The Development of Multiple Sclerosis from a Biophysical Perspective


  Rona Shaharabani [1,2]  ,  Maor Ram-On [3]  ,  Ram Avinery [2,4]  ,  Rina Aharoni [5]  ,  Ruth Arnon [5]  ,  Yeshayahu Talmon [3]  ,  Roy Beck [2,4,6]  
[1] Raymond & Beverly Sackler School of Chemistry, Tel Aviv University
[2] Tel Aviv University Center for Nanoscience and Nanotechnology
[3] Department of Chemical Engineering and the Russell Berrie Nanotechnology Institute (RBNI), Technion-Israel Institute of Technology
[4] Raymond & Beverly Sackler School of Physics & Astronomy, Tel Aviv University
[5] Department of Immunology, The Weizmann Institute of Science
[6] Sagol School of Neuroscience, Tel Aviv University

The myelin sheath, a repeating multilamellar stack of lipid-protein complex, acts as an electrical insulator, forming a capacitor surrounding the axon of the nervous system. The lipids and protein ratio found in-vivo are assumed to play a critical role in determining the structure of the myelin layers. In neurodegenerative diseases, such as multiple sclerosis (MS), demyelination is attributed to alterations in lipid composition and to decreased concentration of myelin basic protein, the key protein in myelin sheaths.
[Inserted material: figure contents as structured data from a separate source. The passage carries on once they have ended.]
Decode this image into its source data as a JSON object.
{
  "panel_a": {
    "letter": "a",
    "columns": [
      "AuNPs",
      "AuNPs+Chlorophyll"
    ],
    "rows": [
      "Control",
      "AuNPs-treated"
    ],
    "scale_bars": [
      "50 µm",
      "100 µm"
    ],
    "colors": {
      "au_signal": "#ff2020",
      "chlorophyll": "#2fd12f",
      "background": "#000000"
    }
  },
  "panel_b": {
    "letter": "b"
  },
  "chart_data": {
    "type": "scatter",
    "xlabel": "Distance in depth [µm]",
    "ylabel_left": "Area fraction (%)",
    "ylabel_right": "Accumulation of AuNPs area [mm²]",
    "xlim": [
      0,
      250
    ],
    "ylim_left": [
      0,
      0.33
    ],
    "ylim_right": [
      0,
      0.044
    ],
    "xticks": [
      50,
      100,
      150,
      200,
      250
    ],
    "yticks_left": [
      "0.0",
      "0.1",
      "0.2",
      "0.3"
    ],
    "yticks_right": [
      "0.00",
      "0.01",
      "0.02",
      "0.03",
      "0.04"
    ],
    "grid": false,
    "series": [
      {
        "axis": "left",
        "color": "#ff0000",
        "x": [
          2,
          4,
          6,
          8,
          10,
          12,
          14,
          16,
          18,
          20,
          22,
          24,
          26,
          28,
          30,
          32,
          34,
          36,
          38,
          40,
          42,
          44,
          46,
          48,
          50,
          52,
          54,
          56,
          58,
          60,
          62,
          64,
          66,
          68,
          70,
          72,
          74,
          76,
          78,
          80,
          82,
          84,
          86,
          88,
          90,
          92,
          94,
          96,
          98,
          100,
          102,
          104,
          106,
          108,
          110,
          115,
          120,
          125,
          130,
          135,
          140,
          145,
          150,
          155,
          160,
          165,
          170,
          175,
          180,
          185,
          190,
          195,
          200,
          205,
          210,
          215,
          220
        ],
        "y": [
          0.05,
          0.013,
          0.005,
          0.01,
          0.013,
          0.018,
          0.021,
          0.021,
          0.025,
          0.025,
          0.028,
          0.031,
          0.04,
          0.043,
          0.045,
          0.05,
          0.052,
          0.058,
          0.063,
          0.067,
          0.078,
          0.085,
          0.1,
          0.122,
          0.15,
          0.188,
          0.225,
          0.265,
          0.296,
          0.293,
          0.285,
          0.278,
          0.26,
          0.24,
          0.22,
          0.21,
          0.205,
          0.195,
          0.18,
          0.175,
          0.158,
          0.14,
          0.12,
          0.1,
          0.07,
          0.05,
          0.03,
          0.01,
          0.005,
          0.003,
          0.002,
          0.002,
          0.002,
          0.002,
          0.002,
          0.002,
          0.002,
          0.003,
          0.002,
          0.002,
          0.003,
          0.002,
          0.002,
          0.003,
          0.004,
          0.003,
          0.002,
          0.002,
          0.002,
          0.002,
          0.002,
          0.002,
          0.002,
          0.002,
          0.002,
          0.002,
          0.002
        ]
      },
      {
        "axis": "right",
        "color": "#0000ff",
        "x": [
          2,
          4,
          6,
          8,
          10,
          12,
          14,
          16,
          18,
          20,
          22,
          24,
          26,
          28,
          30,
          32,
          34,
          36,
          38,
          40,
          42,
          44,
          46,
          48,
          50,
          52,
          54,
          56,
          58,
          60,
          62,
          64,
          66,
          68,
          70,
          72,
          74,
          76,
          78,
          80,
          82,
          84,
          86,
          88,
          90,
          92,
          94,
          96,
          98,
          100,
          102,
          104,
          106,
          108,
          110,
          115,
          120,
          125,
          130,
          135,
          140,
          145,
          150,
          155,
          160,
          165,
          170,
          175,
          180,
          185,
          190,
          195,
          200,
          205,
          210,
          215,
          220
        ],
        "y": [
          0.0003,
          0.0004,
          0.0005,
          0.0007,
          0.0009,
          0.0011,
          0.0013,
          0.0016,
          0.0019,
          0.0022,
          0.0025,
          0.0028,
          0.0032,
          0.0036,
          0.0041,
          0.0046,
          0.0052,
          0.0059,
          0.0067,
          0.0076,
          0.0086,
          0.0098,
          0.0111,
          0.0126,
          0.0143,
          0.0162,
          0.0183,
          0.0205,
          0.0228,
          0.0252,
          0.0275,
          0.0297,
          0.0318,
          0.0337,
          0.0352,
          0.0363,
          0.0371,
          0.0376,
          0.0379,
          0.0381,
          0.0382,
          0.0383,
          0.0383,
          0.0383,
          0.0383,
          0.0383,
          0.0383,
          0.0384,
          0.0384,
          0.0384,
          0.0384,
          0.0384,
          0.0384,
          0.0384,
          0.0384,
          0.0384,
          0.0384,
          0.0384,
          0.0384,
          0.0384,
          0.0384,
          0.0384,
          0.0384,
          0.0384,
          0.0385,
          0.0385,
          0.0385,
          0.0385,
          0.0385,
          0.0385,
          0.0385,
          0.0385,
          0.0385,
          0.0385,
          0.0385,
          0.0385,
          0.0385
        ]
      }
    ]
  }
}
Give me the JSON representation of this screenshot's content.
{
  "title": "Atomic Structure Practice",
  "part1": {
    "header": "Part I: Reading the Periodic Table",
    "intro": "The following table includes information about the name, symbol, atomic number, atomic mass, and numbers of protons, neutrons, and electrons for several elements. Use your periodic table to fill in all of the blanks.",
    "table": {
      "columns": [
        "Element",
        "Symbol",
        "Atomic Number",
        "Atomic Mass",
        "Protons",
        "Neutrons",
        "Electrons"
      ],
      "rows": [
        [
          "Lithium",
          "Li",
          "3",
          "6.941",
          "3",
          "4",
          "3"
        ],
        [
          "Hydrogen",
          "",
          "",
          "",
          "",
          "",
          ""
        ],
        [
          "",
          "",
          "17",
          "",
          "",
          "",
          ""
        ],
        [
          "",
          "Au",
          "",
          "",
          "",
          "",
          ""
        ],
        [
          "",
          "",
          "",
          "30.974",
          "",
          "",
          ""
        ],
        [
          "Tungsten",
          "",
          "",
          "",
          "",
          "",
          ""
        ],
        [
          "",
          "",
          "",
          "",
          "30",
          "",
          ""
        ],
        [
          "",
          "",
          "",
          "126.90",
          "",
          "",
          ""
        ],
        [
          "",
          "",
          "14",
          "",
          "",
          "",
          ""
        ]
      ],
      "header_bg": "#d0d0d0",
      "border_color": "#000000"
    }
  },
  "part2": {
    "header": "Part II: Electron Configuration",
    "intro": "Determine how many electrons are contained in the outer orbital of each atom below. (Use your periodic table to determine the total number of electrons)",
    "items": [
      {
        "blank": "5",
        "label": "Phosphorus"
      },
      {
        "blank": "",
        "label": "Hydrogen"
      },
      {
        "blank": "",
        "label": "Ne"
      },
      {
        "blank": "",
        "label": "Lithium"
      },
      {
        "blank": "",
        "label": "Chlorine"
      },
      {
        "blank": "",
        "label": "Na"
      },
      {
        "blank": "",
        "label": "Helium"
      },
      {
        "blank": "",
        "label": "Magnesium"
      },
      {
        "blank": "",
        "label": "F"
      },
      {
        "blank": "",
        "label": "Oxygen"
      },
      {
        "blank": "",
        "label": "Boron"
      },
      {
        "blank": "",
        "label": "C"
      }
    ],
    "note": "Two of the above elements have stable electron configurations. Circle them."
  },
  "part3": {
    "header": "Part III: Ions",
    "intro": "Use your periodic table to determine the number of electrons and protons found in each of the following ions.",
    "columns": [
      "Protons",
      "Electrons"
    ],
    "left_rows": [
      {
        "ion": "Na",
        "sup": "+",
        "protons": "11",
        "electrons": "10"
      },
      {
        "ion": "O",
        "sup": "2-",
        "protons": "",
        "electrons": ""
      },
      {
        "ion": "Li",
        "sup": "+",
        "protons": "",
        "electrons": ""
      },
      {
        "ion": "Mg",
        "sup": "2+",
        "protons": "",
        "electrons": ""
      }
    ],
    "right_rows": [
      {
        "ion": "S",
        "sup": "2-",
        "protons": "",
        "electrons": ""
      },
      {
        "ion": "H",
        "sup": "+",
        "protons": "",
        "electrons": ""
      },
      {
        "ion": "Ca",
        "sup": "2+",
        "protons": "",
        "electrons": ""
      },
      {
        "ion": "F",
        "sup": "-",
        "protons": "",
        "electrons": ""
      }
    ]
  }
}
In order to model and understand the development of MS from a biophysical perspective we use synchrotron small X-ray scattering and direct cryogenic transmission electron microscopy. We perform in-vitro structural measurements in model systems mimicking cytoplasmic myelin sheath complexes. We found that such modifications in lipids composition, as in the MS diseased state, result with structural instabilities and pathological phase transition from lamellar to inverted hexagonal phase that involve enhanced local curvature (JACS 2016, 138, 12159). Similar enhanced local curvatures are also found in diseased in-vivo myelin sheaths. Since the etiology and recovery pathways of MS are currently unclear, these findings delineate novel functional roles to dominant constituents in cytoplasmic myelin sheaths, that may shed new light on mechanisms disrupting lipid-protein complexes, and suggest new courses for diagnosis and treatment for MS.